Issue #8188: Introduce a new scheme for computing hashes of numbers
(instances of int, float, complex, decimal.Decimal and
fractions.Fraction) that makes it easy to maintain the invariant that
hash(x) == hash(y) whenever x and y have equal value.
diff --git a/Lib/test/test_sys.py b/Lib/test/test_sys.py
index 2caf09f..c056f9a 100644
--- a/Lib/test/test_sys.py
+++ b/Lib/test/test_sys.py
@@ -426,6 +426,23 @@
self.assertEqual(type(sys.int_info.bits_per_digit), int)
self.assertEqual(type(sys.int_info.sizeof_digit), int)
self.assertIsInstance(sys.hexversion, int)
+
+ self.assertEqual(len(sys.hash_info), 5)
+ self.assertLess(sys.hash_info.modulus, 2**sys.hash_info.width)

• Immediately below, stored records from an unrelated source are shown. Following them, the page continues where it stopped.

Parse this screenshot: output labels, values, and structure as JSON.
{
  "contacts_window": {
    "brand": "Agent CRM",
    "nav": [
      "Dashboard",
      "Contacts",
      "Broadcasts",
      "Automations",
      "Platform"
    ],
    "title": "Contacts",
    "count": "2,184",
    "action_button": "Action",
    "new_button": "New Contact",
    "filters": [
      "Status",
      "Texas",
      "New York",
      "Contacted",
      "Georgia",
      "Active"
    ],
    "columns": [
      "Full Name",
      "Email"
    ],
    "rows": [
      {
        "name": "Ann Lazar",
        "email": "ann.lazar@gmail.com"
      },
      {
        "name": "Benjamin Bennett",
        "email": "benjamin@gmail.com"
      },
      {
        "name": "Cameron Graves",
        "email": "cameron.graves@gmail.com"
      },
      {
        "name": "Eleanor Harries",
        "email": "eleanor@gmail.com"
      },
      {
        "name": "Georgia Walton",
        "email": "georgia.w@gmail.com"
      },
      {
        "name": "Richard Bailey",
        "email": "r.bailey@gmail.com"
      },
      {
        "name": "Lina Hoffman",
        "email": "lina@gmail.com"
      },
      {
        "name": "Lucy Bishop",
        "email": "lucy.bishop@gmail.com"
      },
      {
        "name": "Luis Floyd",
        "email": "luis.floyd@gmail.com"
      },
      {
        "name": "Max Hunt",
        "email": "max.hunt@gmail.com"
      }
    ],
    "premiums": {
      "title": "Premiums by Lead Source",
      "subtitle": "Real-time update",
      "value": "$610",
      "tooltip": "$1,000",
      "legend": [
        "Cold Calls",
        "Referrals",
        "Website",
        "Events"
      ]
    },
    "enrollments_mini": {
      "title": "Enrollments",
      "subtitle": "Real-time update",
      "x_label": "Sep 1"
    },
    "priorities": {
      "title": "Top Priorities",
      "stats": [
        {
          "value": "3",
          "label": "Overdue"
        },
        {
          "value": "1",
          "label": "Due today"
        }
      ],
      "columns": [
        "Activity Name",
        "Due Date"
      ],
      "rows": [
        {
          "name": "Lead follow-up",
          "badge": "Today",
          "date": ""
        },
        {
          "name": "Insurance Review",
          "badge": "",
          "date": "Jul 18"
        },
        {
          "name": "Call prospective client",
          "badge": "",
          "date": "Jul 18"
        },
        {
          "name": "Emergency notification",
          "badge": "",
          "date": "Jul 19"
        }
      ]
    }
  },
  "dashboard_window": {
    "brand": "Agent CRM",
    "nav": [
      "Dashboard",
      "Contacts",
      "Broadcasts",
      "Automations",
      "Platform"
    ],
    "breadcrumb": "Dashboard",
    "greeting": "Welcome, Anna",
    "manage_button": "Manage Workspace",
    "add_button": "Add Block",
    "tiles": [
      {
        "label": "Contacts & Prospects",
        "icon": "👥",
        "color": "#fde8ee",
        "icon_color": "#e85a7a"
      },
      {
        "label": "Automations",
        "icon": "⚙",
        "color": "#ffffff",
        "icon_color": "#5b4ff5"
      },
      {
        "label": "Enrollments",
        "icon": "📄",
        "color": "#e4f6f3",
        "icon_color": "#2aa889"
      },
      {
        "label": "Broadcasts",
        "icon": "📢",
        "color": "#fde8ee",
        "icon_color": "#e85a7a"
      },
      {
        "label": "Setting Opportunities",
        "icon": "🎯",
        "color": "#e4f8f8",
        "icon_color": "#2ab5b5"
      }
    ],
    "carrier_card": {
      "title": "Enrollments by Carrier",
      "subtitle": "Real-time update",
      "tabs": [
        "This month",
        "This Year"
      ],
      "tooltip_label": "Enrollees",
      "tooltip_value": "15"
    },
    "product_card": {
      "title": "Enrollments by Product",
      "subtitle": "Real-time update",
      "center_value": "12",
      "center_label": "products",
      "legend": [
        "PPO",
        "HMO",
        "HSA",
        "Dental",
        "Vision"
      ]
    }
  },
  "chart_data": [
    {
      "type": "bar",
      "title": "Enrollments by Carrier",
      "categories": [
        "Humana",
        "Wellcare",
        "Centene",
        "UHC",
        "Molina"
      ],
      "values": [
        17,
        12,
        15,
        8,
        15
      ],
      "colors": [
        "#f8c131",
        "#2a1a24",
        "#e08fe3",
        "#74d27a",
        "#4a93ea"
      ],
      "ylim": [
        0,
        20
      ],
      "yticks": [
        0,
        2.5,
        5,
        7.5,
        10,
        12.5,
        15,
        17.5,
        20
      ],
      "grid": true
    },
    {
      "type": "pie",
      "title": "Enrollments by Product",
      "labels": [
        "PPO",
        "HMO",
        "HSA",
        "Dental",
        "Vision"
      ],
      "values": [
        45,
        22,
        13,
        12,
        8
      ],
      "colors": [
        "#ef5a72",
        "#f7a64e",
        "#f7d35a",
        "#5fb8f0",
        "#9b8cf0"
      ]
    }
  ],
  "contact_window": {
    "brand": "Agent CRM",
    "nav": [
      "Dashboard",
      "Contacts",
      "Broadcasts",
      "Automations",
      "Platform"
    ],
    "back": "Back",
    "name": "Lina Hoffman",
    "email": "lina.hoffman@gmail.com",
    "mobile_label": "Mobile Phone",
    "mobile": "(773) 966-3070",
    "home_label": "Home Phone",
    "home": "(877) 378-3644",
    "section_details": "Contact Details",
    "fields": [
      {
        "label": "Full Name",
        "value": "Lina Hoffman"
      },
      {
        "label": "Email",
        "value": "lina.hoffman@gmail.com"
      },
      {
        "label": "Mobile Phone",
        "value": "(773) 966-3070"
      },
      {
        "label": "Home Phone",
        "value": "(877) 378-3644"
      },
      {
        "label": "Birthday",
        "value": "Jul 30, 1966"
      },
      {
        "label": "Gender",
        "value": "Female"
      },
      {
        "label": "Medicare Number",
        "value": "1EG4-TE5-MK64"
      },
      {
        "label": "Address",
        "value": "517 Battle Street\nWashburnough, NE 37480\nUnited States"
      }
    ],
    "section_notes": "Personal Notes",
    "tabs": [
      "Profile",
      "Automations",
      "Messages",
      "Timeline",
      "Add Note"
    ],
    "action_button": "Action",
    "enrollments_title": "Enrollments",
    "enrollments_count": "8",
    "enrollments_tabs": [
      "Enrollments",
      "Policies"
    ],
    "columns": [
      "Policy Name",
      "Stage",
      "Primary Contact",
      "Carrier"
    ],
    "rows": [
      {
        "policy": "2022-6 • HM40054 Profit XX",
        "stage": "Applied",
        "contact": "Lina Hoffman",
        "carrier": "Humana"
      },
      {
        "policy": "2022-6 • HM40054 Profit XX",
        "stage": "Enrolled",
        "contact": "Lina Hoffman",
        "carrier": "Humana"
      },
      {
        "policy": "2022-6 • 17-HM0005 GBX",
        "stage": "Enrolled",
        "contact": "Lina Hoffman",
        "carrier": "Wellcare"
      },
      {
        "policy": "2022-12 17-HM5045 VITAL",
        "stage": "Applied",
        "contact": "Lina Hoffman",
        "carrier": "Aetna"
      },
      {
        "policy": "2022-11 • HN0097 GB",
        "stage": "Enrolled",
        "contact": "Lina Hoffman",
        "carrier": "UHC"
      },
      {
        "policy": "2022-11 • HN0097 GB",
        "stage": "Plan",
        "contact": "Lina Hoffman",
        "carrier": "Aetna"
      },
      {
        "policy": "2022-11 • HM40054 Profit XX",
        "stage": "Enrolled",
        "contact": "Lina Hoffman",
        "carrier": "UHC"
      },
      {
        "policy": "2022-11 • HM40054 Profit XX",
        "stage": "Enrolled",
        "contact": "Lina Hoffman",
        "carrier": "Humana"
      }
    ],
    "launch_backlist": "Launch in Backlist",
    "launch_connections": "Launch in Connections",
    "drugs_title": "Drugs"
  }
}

+ # sys.hash_info.modulus should be a prime; we do a quick
+ # probable primality test (doesn't exclude the possibility of
+ # a Carmichael number)
+ for x in range(1, 100):
+ self.assertEqual(
+ pow(x, sys.hash_info.modulus-1, sys.hash_info.modulus),
+ 1,
+ "sys.hash_info.modulus {} is a non-prime".format(
+ sys.hash_info.modulus)
+ )
+ self.assertIsInstance(sys.hash_info.inf, int)
+ self.assertIsInstance(sys.hash_info.nan, int)
+ self.assertIsInstance(sys.hash_info.imag, int)
+
self.assertIsInstance(sys.maxsize, int)
self.assertIsInstance(sys.maxunicode, int)
self.assertIsInstance(sys.platform, str)